The Global Consciousness Project

 
What is the nature of Global Consciousness?

False Alarm Missile Attack Hawaii

HAWAII SOUNDS WARNING SIRENS AMID NUCLEAR THREATS FROM NORTH KOREA

Hawaii Gov. David Ige said there wasn't a process in place to send out a message stating that "this is a false alarm." ... "You know, we were not prepared for that, the fact that an alert was issued that was incorect," Ige said. "So we have that built now."

At about 8:07 a.m. local time, Hawaii citizens received an emergency alert on their phone that read: “BALLISTIC MISSILE THREAT INBOUND TO HAWAII. SEEK IMMEDIATE SHELTER. THIS IS NOT A DRILL.”

It took almost 15 minutes to get the word out that it was a false alarm, and longer for the word to spread. At 8:20 a.m. local time, Hawaii EMA tweeted that there was “NO missile threat” to the state. However, the tweet didn't reach people who aren't on the social media platform. Around the same time, House Rep. Tulsi Gabbard, D-Hawaii, tweeted: “HAWAII – THIS IS A FALSE ALARM. THERE IS NO INCOMING MISSILE TO HAWAII. I HAVE CONFIRMED WITH OFFICIALS THERE IS NO INCOMING MISSILE.” Roughly 15 minutes later, the U.S. Pacific Command issued a statement, clarifying there was "no ballistic missile threat to Hawaii."

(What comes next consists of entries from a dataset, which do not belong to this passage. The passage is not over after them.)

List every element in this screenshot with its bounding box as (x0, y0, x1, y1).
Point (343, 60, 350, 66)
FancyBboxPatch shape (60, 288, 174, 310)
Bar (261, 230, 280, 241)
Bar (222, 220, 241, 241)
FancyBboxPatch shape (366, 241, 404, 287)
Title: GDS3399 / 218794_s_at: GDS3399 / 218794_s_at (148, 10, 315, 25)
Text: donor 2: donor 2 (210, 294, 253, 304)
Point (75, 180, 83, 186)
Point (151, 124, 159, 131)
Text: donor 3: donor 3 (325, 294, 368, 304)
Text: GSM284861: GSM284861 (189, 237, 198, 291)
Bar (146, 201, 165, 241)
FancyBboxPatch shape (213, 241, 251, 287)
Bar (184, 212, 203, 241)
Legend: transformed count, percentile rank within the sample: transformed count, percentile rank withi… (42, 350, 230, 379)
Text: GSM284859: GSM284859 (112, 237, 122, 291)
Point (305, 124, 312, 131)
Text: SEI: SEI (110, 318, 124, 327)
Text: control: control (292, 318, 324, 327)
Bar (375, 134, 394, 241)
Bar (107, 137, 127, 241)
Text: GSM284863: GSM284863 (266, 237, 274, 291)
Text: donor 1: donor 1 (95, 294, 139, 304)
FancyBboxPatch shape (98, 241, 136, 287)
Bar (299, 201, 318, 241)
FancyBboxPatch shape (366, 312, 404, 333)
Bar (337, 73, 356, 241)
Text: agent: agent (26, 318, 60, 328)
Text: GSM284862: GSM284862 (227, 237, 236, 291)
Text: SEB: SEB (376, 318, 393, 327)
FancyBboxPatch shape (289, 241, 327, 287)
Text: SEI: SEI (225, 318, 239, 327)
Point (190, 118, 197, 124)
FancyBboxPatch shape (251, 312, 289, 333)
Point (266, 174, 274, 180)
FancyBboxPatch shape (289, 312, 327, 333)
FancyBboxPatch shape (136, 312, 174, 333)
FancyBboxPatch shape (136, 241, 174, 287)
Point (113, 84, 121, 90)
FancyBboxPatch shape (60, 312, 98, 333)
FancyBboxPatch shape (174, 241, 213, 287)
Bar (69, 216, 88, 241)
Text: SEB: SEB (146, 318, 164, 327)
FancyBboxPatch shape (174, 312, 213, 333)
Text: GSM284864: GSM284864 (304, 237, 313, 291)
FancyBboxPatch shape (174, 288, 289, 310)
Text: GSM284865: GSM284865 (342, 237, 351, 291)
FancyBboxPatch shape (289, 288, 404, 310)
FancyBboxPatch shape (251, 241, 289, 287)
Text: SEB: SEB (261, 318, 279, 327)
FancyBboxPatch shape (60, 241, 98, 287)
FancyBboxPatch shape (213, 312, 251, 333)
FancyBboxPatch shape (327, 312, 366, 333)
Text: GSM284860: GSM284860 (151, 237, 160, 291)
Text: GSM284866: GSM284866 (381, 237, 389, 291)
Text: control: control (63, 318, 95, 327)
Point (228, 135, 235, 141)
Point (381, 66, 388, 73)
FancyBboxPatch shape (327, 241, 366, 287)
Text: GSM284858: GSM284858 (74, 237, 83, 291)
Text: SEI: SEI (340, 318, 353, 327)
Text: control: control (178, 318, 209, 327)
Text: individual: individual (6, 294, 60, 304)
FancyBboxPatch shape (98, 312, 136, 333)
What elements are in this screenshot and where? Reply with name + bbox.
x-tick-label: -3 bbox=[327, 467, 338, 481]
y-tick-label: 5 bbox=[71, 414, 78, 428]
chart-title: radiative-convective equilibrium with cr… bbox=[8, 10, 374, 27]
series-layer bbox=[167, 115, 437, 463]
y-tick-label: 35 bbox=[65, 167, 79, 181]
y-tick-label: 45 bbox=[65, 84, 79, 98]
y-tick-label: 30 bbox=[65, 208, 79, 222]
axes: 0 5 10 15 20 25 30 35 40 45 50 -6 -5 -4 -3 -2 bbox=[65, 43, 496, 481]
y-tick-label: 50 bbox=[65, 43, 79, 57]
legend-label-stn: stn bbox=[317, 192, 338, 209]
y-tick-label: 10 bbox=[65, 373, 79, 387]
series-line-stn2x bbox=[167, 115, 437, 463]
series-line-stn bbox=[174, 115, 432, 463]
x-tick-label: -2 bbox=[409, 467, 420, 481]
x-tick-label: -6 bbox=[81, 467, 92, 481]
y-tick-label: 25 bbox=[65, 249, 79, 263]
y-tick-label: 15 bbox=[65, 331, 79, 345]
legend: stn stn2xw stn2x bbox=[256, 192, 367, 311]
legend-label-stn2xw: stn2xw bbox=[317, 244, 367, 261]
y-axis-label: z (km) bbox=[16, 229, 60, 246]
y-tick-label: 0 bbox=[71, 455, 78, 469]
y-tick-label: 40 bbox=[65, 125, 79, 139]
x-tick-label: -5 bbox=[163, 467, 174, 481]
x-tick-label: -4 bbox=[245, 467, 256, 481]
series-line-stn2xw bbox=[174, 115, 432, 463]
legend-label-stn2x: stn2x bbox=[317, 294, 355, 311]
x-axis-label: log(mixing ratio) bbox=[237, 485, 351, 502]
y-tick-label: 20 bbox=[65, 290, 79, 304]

Specific Hypothesis and Results

The GCP hypothesis was set for 6 hours beginning at 8:00 am local time in Hawaii, a few minutes before the alarm was set off. While this isn't an event with tragic outcomes, it certainly was terribly frightening for more than a million people in Hawaii. The result is Chisquare 21410 on 21600 df, for p = 0.819 and Z = -0.912.

The data look like a normal random walk around the time people were most concerned, and only later take on a consistent trend. Thus there is no indication of a global consciousness effect in the sense of our formal prediction. As noted in the caveat below, no single event can be reliably interpreted. But we hope there will be no repeats that would allow further testing.

Interpretation

The following graph is a visual display of the statistical result. It shows the second-by-second accumulation of small deviations of the data from what’s expected. Our prediction is that deviations will tend to be positive, and if this is so, the jagged line will tend to go upward. If the endpoint is positive, this is evidence for the general hypothesis and adds to the bottom line. If the endpoint is outside the smooth curve showing 0.05 probability, the deviation is nominally significant. If the trend of the cumulative deviation is downward, this is evidence against the hypothesis, and is subtracted from the bottom line. For more detail on how to interpret the results, see The Science and related pages, as well as the standard caveat below.

Hawaii False Alarm
Cumulative Deviation during event

Standard caveat

It is important to keep in mind that we have only a tiny statistical effect, so that it is always hard to distinguish signal from noise. This means that every success might be largely driven by chance, and every null might include a real signal overwhelmed by noise. In the long run, a real effect can be identified only by patiently accumulating replications of similar analyses.